The workplace can contribute to some risk factors for chronic disease, for instance via sedentary work and work-related stress. Work-related stress is becoming increasingly problematic in Australia, as evidenced by a 54% increase in mental stress claims as a proportion of all accepted claims by premium payers in the Comcare scheme since 2006/07.
Health and wellbeing programs make staff feel valued and positively impact on workplace culture.
Health and wellbeing programs attract quality employees who value personal health and wellbeing and assist in retaining existing staff members. 60% of employees surveyed by the American Association of Occupational Health Nurses regarded wellness programs as a good reason to remain with their employer. Programs have the potential to improve workplace culture as well as workplace health by developing a closer congruence between employer and employee values—increasing the satisfaction level of employees.
Health and wellbeing programs are associated with increased employee engagement, creativity and innovation.
Global research has found that when employee health and wellness is managed well the percentage of engaged employees increases from 7% to 55%. This research also found self-reported creativity and innovation increases from 20% to 72%.
Health and wellbeing programs save employers money
There is a wealth of evidence indicating that successful health and wellbeing programs provide an excellent return on investment. For instance, one evaluation looking at economic return of worksite health promotion programs found on average programs:
> decrease sick leave absenteeism by 25.3%
> decrease workers compensation costs by 40.7%
> decrease disability management costs by 24.2%; and
> save $5.81 for every $1 invested in employee health and wellbeing.
Successful health and wellbeing programs are likely to improve productivity
While it is difficult to ascertain 100% the link between health and wellbeing programs and productivity, there are good indications that productivity can be positively impacted by these programs. For example, studies found worksite lifestyle promoting programs focusing on increasing physical activity and improving diet have resulted in reduced absenteeism and higher productivity. Further research found that where health risks increased presenteeism also increased and conversely, where health risks decreased, presenteeism decreased. It can therefore be inferred that improvements in health risk factors in employees are highly likely to improve work productivity.
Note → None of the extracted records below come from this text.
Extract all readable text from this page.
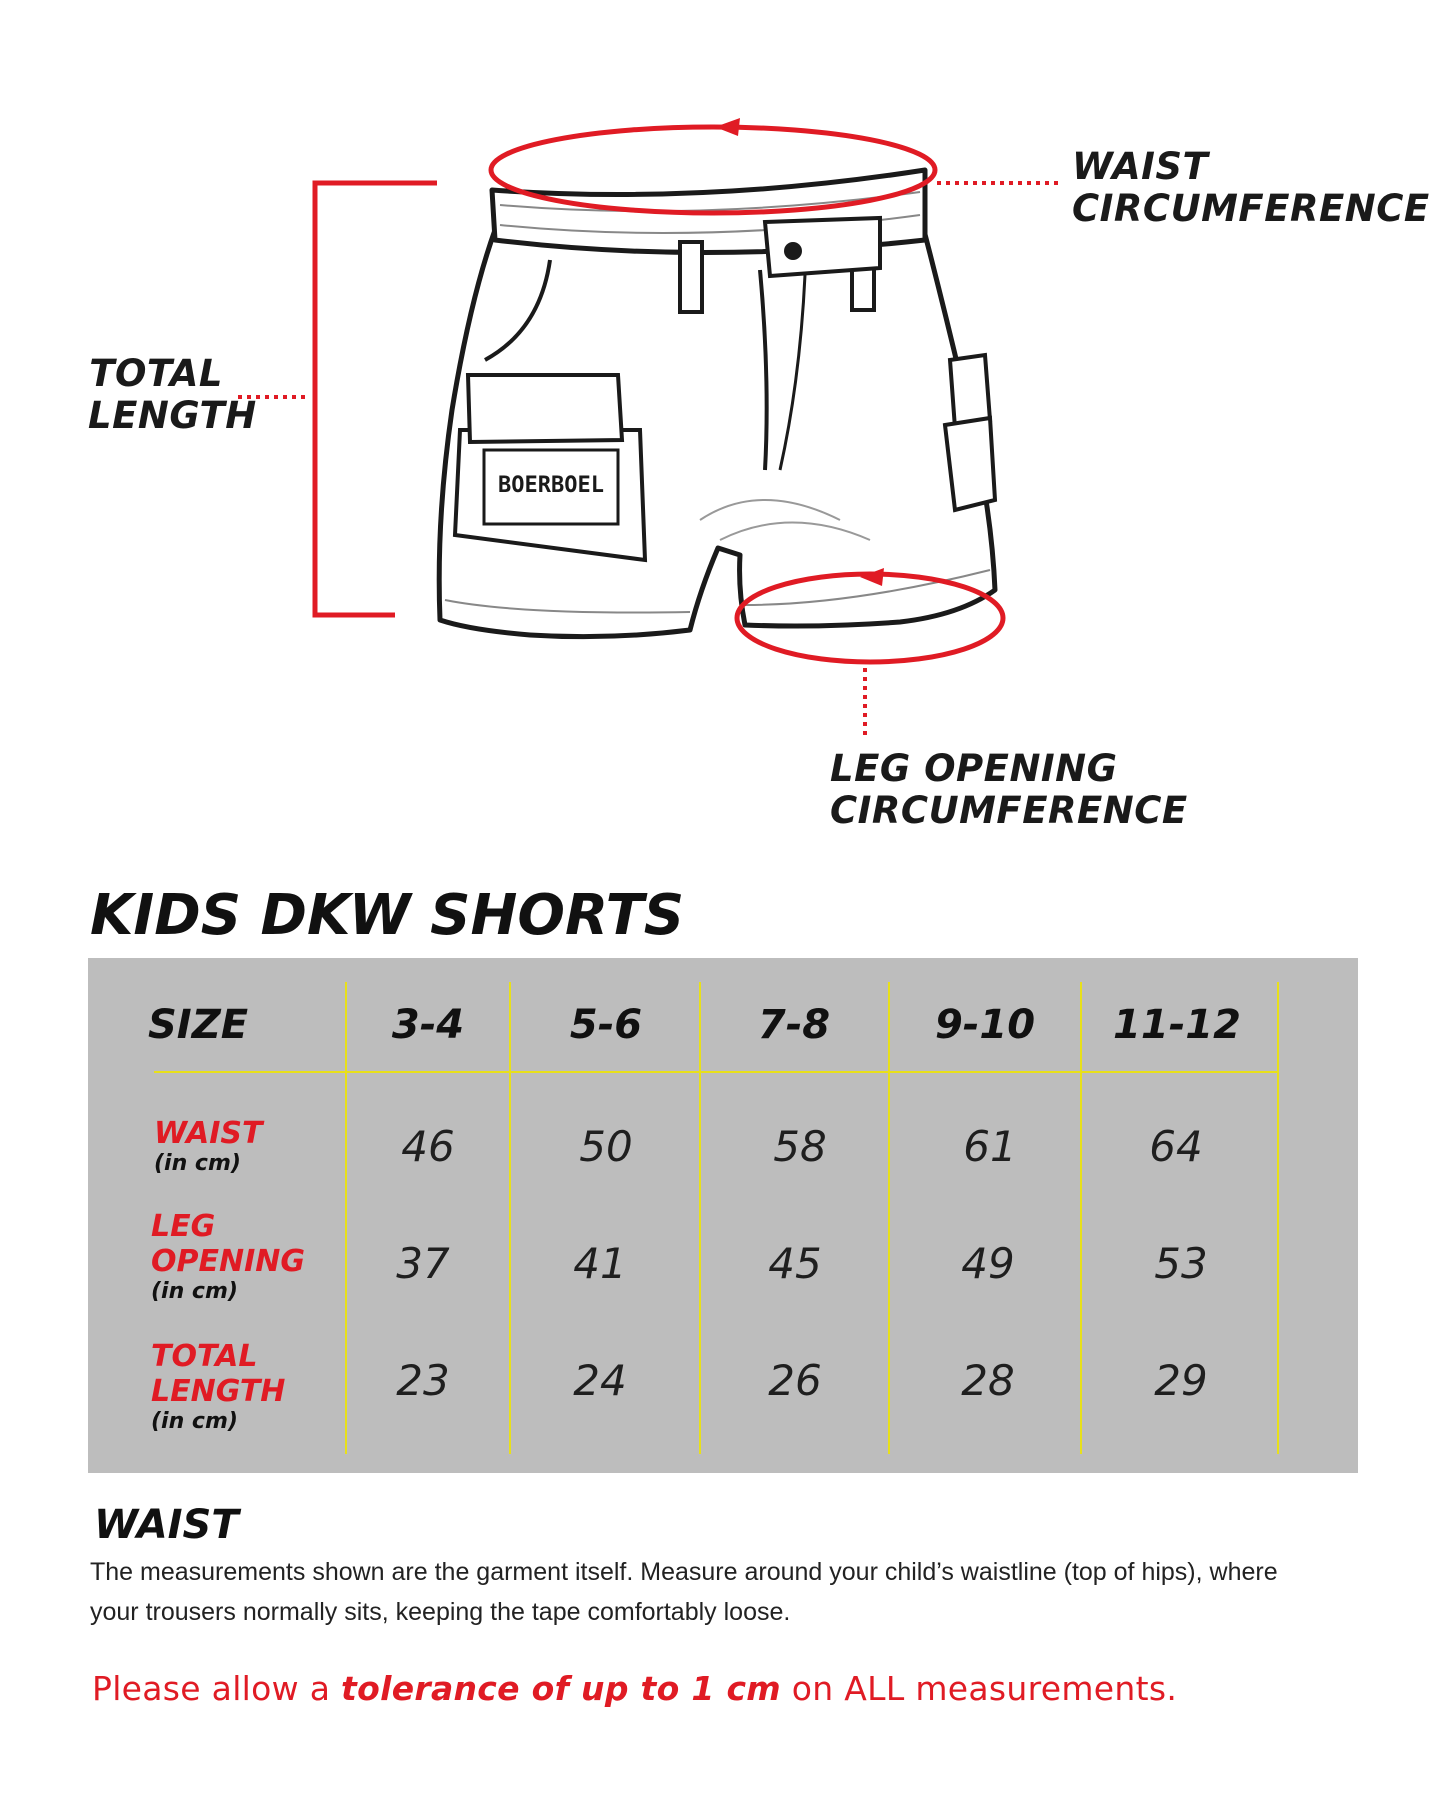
BOERBOEL
WAIST
CIRCUMFERENCE
TOTAL
LENGTH
LEG OPENING
CIRCUMFERENCE
KIDS DKW SHORTS
SIZE	3-4	5-6	7-8	9-10	11-12
WAIST
(in cm)	46	50	58	61	64
LEG
OPENING
(in cm)
37	41	45	49	53
TOTAL
LENGTH
(in cm)
23	24	26	28	29
WAIST
The measurements shown are the garment itself. Measure around your child’s waistline (top of hips), where your trousers normally sits, keeping the tape comfortably loose.
Please allow a tolerance of up to 1 cm on ALL measurements.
The costs of ill health to business include staff turnover, absenteeism and presenteeism
Research has identified an association between health and wellbeing and employee turnover: where an organisation does not manage health and wellbeing well it is four times more likely to lose talent in the next twelve months. The Australian Human Resources Institute (AHRI) estimates the cost of replacing an employee is at least 75% of the employee’s annual salary and may be as much as 150% in some cases.25
Absenteeism rates in Australia are on the increase, up from 8.5 days per person in 2006 to 9.87 per person in 2010. Workplace absences are expensive for employers, costing on average $3741 per employee per year. As 75% of unplanned absences are for illness, the link between worker health and absenteeism costs is obvious. Organisations can calculate their own absence costs using online Absence Calculators, such as that available at: www.dhs.net.au/.
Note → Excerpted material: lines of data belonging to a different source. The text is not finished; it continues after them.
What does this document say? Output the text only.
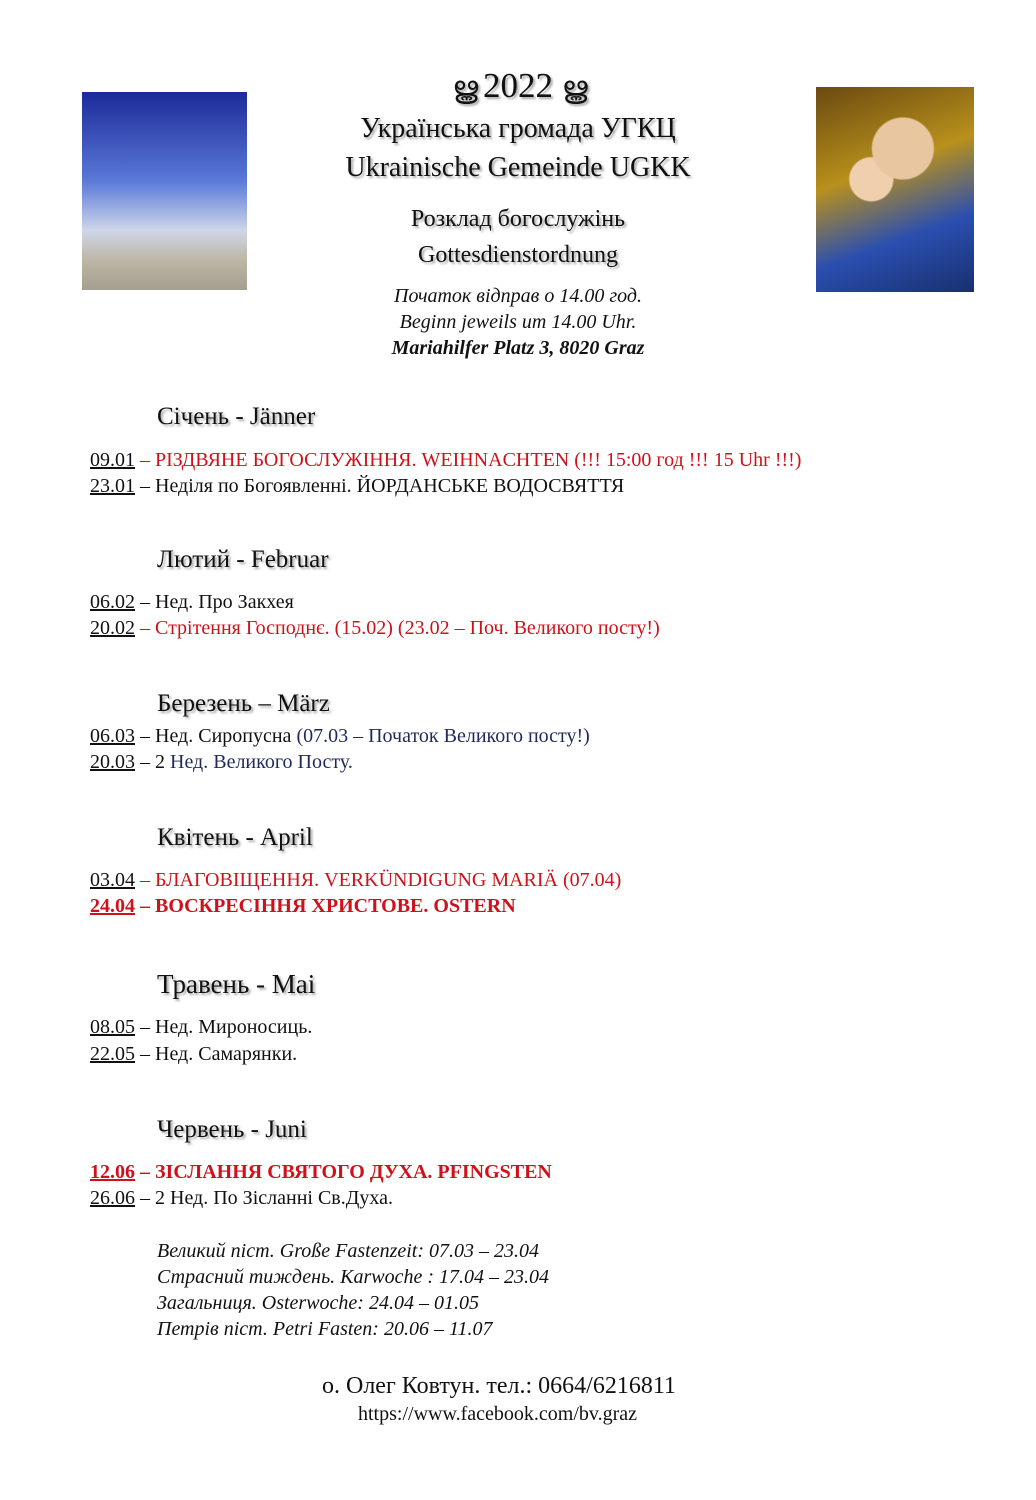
ൠ 2022 ൠ
Українська громада УГКЦ
Ukrainische Gemeinde UGKK
Розклад богослужінь
Gottesdienstordnung
Початок відправ о 14.00 год.
Beginn jeweils um 14.00 Uhr.
Mariahilfer Platz 3, 8020 Graz
Січень - Jänner
09.01 – РІЗДВЯНЕ БОГОСЛУЖІННЯ. WEIHNACHTEN (!!! 15:00 год !!! 15 Uhr !!!)
23.01 – Неділя по Богоявленні. ЙОРДАНСЬКЕ ВОДОСВЯТТЯ
Лютий - Februar
06.02 – Нед. Про Закхея
20.02 – Стрітення Господнє. (15.02) (23.02 – Поч. Великого посту!)
Березень – März
06.03 – Нед. Сиропусна (07.03 – Початок Великого посту!)
20.03 – 2 Нед. Великого Посту.
Квітень - April
03.04 – БЛАГОВІЩЕННЯ. VERKÜNDIGUNG MARIÄ (07.04)
24.04 – ВОСКРЕСІННЯ ХРИСТОВЕ. OSTERN
Травень - Mai
08.05 – Нед. Мироносиць.
22.05 – Нед. Самарянки.
Червень - Juni
12.06 – ЗІСЛАННЯ СВЯТОГО ДУХА. PFINGSTEN
26.06 – 2 Нед. По Зісланні Св.Духа.
Великий піст. Große Fastenzeit: 07.03 – 23.04
Страсний тиждень. Karwoche : 17.04 – 23.04
Загальниця. Osterwoche: 24.04 – 01.05
Петрів піст. Petri Fasten: 20.06 – 11.07
о. Олег Ковтун. тел.: 0664/6216811
https://www.facebook.com/bv.graz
When employees at work are not fully functioning due to illness or a medical condition, it is estimated the cost to the employer is between three and four times that of absenteeism. Economic modelling of the cost of presenteeism related to 12 chronic diseases in Australia estimated overall average labour productivity loss in the region of 2.5%. As presenteeism is a ‘hidden’ cost the true cost of an unhealthy workforce is likely to be much larger than most employers realise.